Zjawa zbliżyła nozdrza do wijącej się pod nią postaci, spod kłębiących się cieni buchnęły iskry. Jej dech bił gorącem, a płomienne ślepia wbijały nieprzerwanie spojrzenie w zmiennokształtną.
- Cyane - powtórzyła, kolejne iskry uleciały w powietrze, jakby była wulkanem gotowym do erupcji. - Co tu robisz?
Samka o mlecznych oczach przestała się ruszać. Wbiła spojrzenie martwych oczu w potworę, a na jej pysku wykwitł obłąkańczy uśmiech. Wyrwała się, szarpnęła. Krew karmazynem rozlała się po miękkiej glebie, gdy Cyane odskoczyła od Zjawy.

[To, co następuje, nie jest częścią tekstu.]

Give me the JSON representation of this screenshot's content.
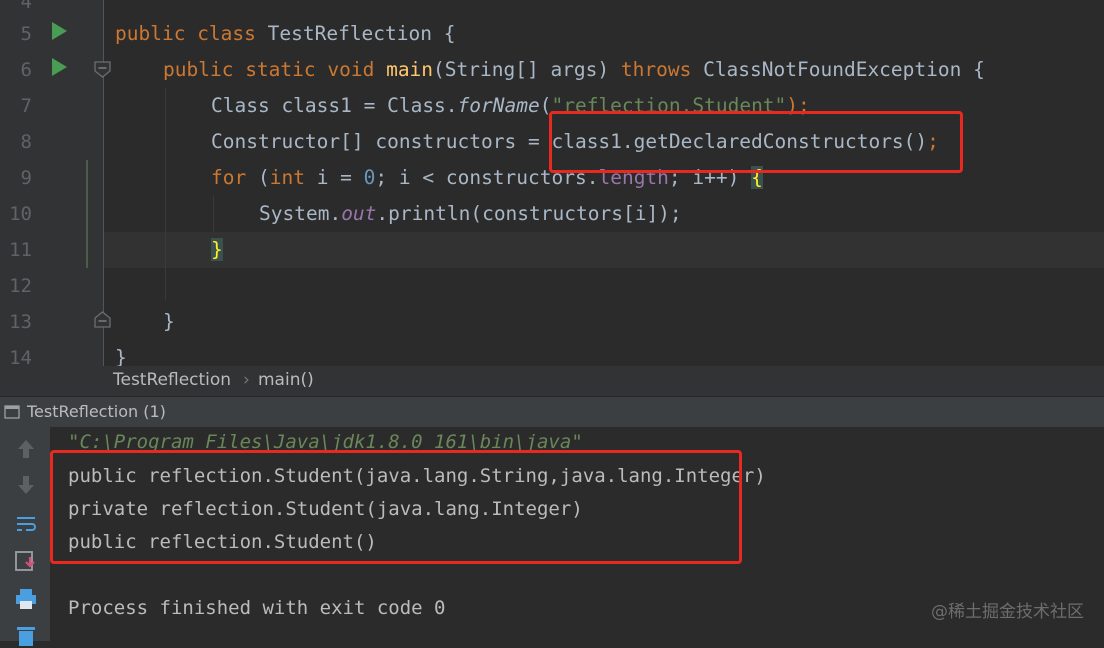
{
  "editor": {
    "line_numbers": [
      "4",
      "5",
      "6",
      "7",
      "8",
      "9",
      "10",
      "11",
      "12",
      "13",
      "14"
    ],
    "lines": {
      "l5": {
        "kw1": "public ",
        "kw2": "class ",
        "name": "TestReflection",
        "rest": " {"
      },
      "l6": {
        "kw1": "public ",
        "kw2": "static ",
        "kw3": "void ",
        "method": "main",
        "params": "(String[] args) ",
        "throws": "throws ",
        "exc": "ClassNotFoundException {"
      },
      "l7": {
        "pre": "Class class1 = Class.",
        "call": "forName",
        "open": "(",
        "str": "\"reflection.Student\"",
        "close": ");"
      },
      "l8": {
        "pre": "Constructor[] constructors = ",
        "expr": "class1.getDeclaredConstructors()",
        "semi": ";"
      },
      "l9": {
        "kw": "for ",
        "open": "(",
        "kw_int": "int ",
        "mid": "i = ",
        "zero": "0",
        "sep": "; i < constructors.",
        "field": "length",
        "rest": "; i++) ",
        "brace": "{"
      },
      "l10": {
        "pre": "System.",
        "out": "out",
        "rest": ".println(constructors[i]);"
      },
      "l11": {
        "brace": "}"
      },
      "l13": {
        "brace": "}"
      },
      "l14": {
        "brace": "}"
      }
    }
  },
  "breadcrumb": {
    "class": "TestReflection",
    "sep": "›",
    "method": "main()"
  },
  "run_panel": {
    "title": "TestReflection (1)"
  },
  "console": {
    "command": "\"C:\\Program Files\\Java\\jdk1.8.0_161\\bin\\java\"",
    "lines": [
      "public reflection.Student(java.lang.String,java.lang.Integer)",
      "private reflection.Student(java.lang.Integer)",
      "public reflection.Student()"
    ],
    "exit": "Process finished with exit code 0"
  },
  "watermark": "@稀土掘金技术社区",
  "colors": {
    "highlight_box": "#e8291f",
    "keyword": "#cc7832",
    "method": "#ffc66d",
    "string": "#6a8759"
  }
}
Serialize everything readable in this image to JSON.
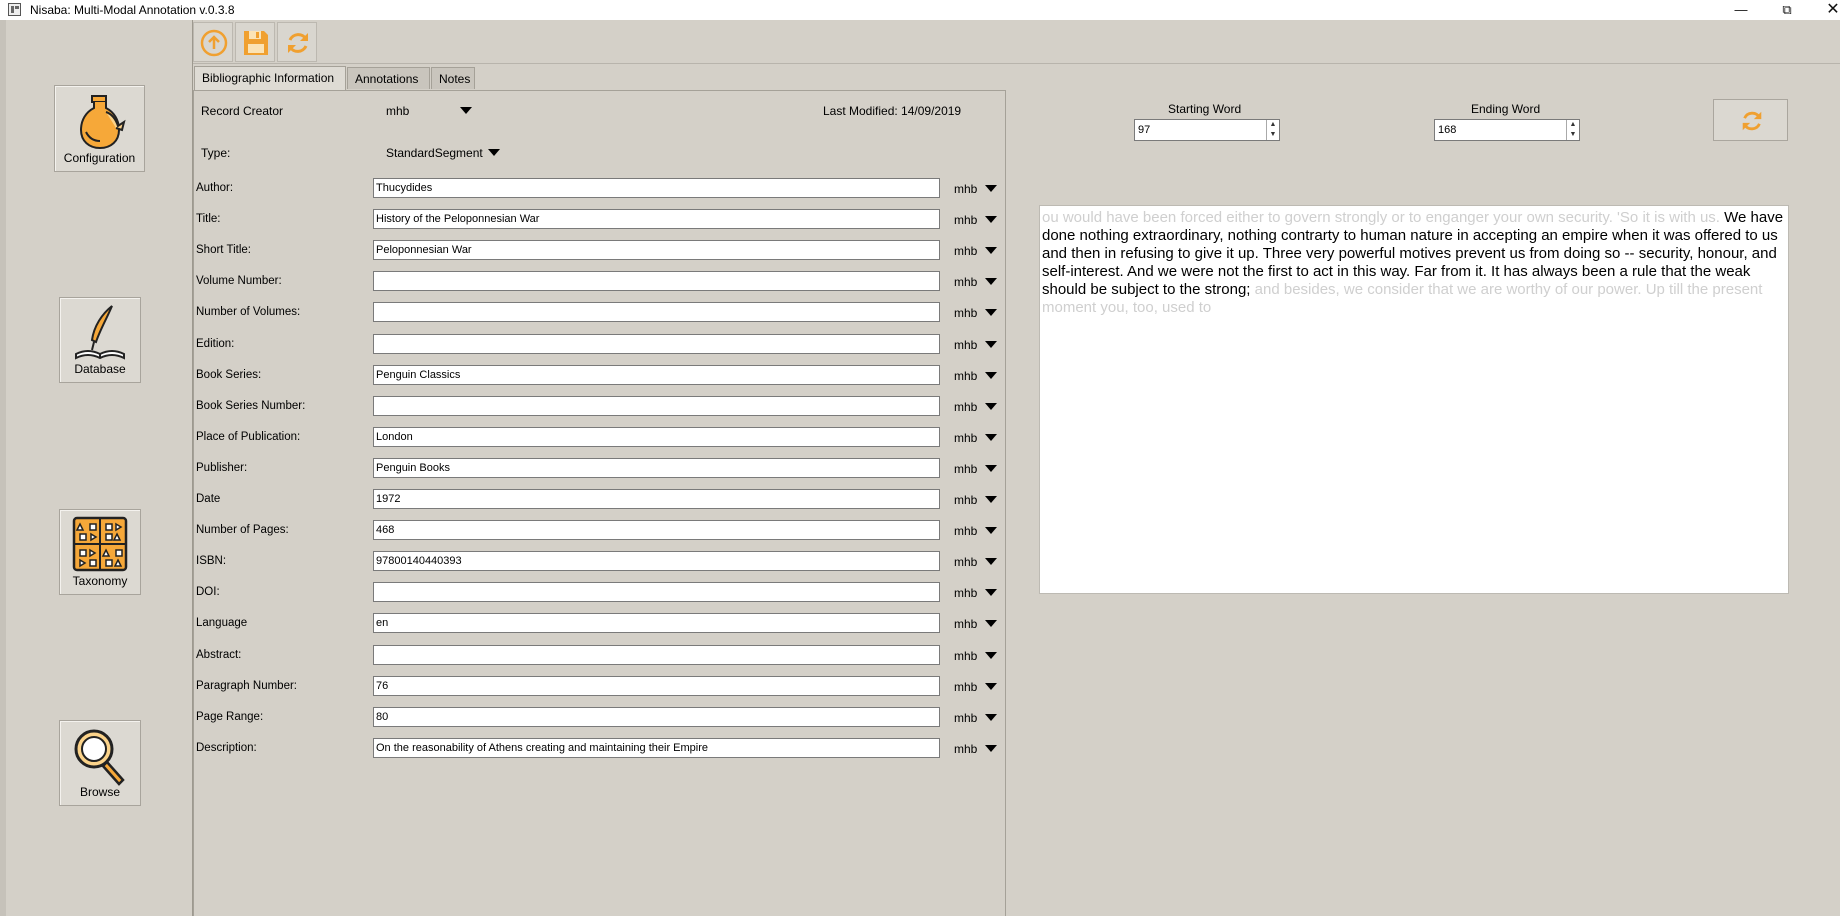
{
  "window": {
    "title": "Nisaba: Multi-Modal Annotation v.0.3.8",
    "minimize": "—",
    "maximize": "⧉",
    "close": "✕"
  },
  "sidebar": {
    "items": [
      {
        "label": "Configuration",
        "icon": "vase-icon"
      },
      {
        "label": "Database",
        "icon": "quill-book-icon"
      },
      {
        "label": "Taxonomy",
        "icon": "taxonomy-grid-icon"
      },
      {
        "label": "Browse",
        "icon": "magnifier-icon"
      }
    ]
  },
  "toolbar": {
    "buttons": [
      "upload-icon",
      "save-icon",
      "refresh-icon"
    ]
  },
  "tabs": [
    {
      "label": "Bibliographic Information",
      "active": true
    },
    {
      "label": "Annotations",
      "active": false
    },
    {
      "label": "Notes",
      "active": false
    }
  ],
  "record": {
    "creator_label": "Record Creator",
    "creator_value": "mhb",
    "last_modified": "Last Modified: 14/09/2019",
    "type_label": "Type:",
    "type_value": "StandardSegment"
  },
  "fields": [
    {
      "label": "Author:",
      "value": "Thucydides",
      "user": "mhb"
    },
    {
      "label": "Title:",
      "value": "History of the Peloponnesian War",
      "user": "mhb"
    },
    {
      "label": "Short Title:",
      "value": "Peloponnesian War",
      "user": "mhb"
    },
    {
      "label": "Volume Number:",
      "value": "",
      "user": "mhb"
    },
    {
      "label": "Number of Volumes:",
      "value": "",
      "user": "mhb"
    },
    {
      "label": "Edition:",
      "value": "",
      "user": "mhb"
    },
    {
      "label": "Book Series:",
      "value": "Penguin Classics",
      "user": "mhb"
    },
    {
      "label": "Book Series Number:",
      "value": "",
      "user": "mhb"
    },
    {
      "label": "Place of Publication:",
      "value": "London",
      "user": "mhb"
    },
    {
      "label": "Publisher:",
      "value": "Penguin Books",
      "user": "mhb"
    },
    {
      "label": "Date",
      "value": "1972",
      "user": "mhb"
    },
    {
      "label": "Number of Pages:",
      "value": "468",
      "user": "mhb"
    },
    {
      "label": "ISBN:",
      "value": "97800140440393",
      "user": "mhb"
    },
    {
      "label": "DOI:",
      "value": "",
      "user": "mhb"
    },
    {
      "label": "Language",
      "value": "en",
      "user": "mhb"
    },
    {
      "label": "Abstract:",
      "value": "",
      "user": "mhb"
    },
    {
      "label": "Paragraph Number:",
      "value": "76",
      "user": "mhb"
    },
    {
      "label": "Page Range:",
      "value": "80",
      "user": "mhb"
    },
    {
      "label": "Description:",
      "value": "On the reasonability of Athens creating and maintaining their Empire",
      "user": "mhb"
    }
  ],
  "range": {
    "starting_label": "Starting Word",
    "starting_value": "97",
    "ending_label": "Ending Word",
    "ending_value": "168"
  },
  "passage": {
    "before": "ou would have been forced either to govern strongly or to enganger your own security. 'So it is with us.",
    "selected": " We have done nothing extraordinary, nothing contrarty to human nature in accepting an empire when it was offered to us and then in refusing to give it up. Three very powerful motives prevent us from doing so -- security, honour, and self-interest. And we were not the first to act in this way. Far from it. It has always been a rule that the weak should be subject to the strong;",
    "after": " and besides, we consider that we are worthy of our power. Up till the present moment you, too, used to"
  },
  "colors": {
    "accent": "#f0a030",
    "background": "#d4d0c8"
  }
}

Gdy się odwracała, rany na jej szyi już zaczynały się goić. Oblizała pysk, błądząc spojrzeniem za rubinowymi kroplami, które jaskrawo mieniły się w jej oczach - oczach widzących jedynie w czerni, bieli i czerwieni.
- Cyane. - Ponaglające warknięcie dobiegło ze strony Spectre. Zmiennokształtna oderwała wzrok od ziemi, przenosząc ślepia ku tej, która celem była jej wędrówki.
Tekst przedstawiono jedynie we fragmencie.